Cinta Karena Allah
(oleh : Sri Mulyani)
Ku duduk termenung di
teras rumah, kulihat sosok seorang pria yang lewat dengan menatapku tanpa
henti. Entah apa yang ada di benak pria itu. Namun, saat dia menatapku, timbul
rasa degdekan di hatiku. Ini kali pertama aku merasakan hal yang seperti ini.

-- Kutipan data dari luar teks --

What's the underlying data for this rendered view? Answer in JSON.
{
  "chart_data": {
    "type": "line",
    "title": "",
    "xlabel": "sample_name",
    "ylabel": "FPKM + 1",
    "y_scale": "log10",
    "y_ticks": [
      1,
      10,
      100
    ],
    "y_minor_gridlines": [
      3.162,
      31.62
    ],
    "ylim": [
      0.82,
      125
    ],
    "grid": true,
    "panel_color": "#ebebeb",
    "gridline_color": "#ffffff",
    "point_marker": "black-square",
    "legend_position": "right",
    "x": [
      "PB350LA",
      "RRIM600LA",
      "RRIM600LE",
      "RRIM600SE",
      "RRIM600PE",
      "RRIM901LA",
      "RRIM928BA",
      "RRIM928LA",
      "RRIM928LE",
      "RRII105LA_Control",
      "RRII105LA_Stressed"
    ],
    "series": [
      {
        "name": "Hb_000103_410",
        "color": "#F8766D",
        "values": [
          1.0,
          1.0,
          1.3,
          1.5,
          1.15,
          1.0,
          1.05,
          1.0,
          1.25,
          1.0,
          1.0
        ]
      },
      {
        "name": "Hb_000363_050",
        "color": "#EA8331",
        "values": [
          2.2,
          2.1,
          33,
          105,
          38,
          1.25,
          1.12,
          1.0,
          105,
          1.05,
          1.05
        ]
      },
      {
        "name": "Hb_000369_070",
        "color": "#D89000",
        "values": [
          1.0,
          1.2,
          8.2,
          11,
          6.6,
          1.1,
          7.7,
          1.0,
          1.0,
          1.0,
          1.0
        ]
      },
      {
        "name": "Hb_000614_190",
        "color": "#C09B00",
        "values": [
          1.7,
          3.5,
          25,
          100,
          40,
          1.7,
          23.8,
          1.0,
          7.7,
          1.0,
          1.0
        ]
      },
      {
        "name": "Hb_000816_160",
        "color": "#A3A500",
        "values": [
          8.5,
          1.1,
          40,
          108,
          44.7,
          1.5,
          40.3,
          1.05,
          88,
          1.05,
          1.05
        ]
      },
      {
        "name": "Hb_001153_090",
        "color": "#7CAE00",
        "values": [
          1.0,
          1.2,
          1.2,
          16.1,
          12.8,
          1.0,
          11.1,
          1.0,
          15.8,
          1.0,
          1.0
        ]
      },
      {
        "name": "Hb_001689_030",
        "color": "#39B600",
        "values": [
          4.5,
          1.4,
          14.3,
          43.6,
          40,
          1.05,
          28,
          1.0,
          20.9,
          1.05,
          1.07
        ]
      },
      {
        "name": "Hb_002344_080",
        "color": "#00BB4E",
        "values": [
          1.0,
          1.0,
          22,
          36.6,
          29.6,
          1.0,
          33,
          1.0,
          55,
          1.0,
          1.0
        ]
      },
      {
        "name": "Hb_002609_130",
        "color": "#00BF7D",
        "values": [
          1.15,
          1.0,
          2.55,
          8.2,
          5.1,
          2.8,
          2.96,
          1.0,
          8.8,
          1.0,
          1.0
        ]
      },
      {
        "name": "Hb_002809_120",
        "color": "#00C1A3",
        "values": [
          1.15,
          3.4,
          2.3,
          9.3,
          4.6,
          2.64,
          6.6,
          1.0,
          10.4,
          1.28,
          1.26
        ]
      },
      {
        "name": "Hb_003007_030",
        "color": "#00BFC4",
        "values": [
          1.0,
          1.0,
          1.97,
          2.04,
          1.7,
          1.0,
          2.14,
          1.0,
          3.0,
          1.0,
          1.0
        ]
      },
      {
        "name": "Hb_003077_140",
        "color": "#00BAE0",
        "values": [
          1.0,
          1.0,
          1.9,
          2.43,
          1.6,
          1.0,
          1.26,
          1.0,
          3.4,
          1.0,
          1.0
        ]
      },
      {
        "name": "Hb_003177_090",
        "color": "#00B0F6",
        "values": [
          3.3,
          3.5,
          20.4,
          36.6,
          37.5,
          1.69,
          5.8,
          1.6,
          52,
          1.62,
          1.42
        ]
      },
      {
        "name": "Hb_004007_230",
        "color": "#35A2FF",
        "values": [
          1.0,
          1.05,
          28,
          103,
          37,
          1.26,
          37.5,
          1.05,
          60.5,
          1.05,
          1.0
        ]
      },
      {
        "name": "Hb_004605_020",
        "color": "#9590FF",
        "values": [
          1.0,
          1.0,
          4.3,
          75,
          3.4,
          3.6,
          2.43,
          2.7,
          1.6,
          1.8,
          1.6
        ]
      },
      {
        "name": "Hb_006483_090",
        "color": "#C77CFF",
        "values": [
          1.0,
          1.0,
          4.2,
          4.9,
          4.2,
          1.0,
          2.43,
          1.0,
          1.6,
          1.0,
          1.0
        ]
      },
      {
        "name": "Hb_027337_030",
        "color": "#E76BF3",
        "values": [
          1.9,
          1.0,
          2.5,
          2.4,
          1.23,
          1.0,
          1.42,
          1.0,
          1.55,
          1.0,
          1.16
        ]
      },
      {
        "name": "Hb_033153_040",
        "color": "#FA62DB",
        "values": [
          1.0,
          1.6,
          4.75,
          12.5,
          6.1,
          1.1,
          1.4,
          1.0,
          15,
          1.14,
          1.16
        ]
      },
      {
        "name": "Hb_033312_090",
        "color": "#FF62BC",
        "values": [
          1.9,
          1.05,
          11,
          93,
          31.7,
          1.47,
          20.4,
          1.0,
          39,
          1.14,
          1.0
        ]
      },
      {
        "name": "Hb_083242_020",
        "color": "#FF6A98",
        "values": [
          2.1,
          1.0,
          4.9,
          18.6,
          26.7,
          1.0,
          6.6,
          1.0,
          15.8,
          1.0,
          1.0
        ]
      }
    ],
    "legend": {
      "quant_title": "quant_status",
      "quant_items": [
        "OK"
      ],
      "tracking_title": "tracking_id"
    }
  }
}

Aku pun langsung membuang tatapanku pada pria itu. Aku takut akan terjadi zina
mata pada diriku.
“Tuhan,
ampuni hamba-Mu...!” ucapku dalam hati.
Terpikir
di benakku, apakah ini yang dinamakan cinta? Aku baru pertama kali merasakan
hal yang seperti ini. Aku tak habis pikir, mengapa aku langsung jatuh hati pada
pria yang belum aku kenal dan hanya aku lihat sepintas saja. Namun, aku tak
ingin larut dalam perasaan yang tak pasti. Ku jalani hidupku seperti biasa.
Beberapa
hari kemudian, pria itu pun lewat dan menatapku lagi. Perasaan yang lalu muncul
lagi. Tak lama setelah sering kali kami bertatapan sepintas. Di depan teras
rumah terdapat sepucuk surat. Aku pun membuka dan membacanya, terlihat surat
itu dari seorang pria yang bernama “Muhammad”. Di dalam isi surat itu
bertuliskan bahwa,
“Assalamualaikum
warahmatullahi wabarakatuh”
Wahai wanita idamanku. Aku adalah pria
yang selama ini lewat dan menatapmu. Jujur sejak awal aku melihat diri mu, aku
langsung jatuh hati karena kecantikan hati-Mu. Sosok wanita berjilbab dan taat
pada agama sepertimu adalah wanita yang ku dambakan. Surat ini ku sampaikan
padamu karena aku ingin kau tahu apa yang sebenarnya berada dalam benakku
setiap melihatmu.
Salam kenal dariku. Untukmu wanita
pujaanku. Ku cinta kamu karena Allah.
“Wassalamualaikum
warahmatullahi wabarakatuh”
“Tuhan,
jika ku mencintai seseorang, cintakanlah aku pada orang yang melabuhkan
cintanya pada-Mu”, ucapku dengan menutup surat dari pria itu.
Aku pun
membalas surat dari pria itu,
“waalaikumsalam warahmatullahi wabarakatuh”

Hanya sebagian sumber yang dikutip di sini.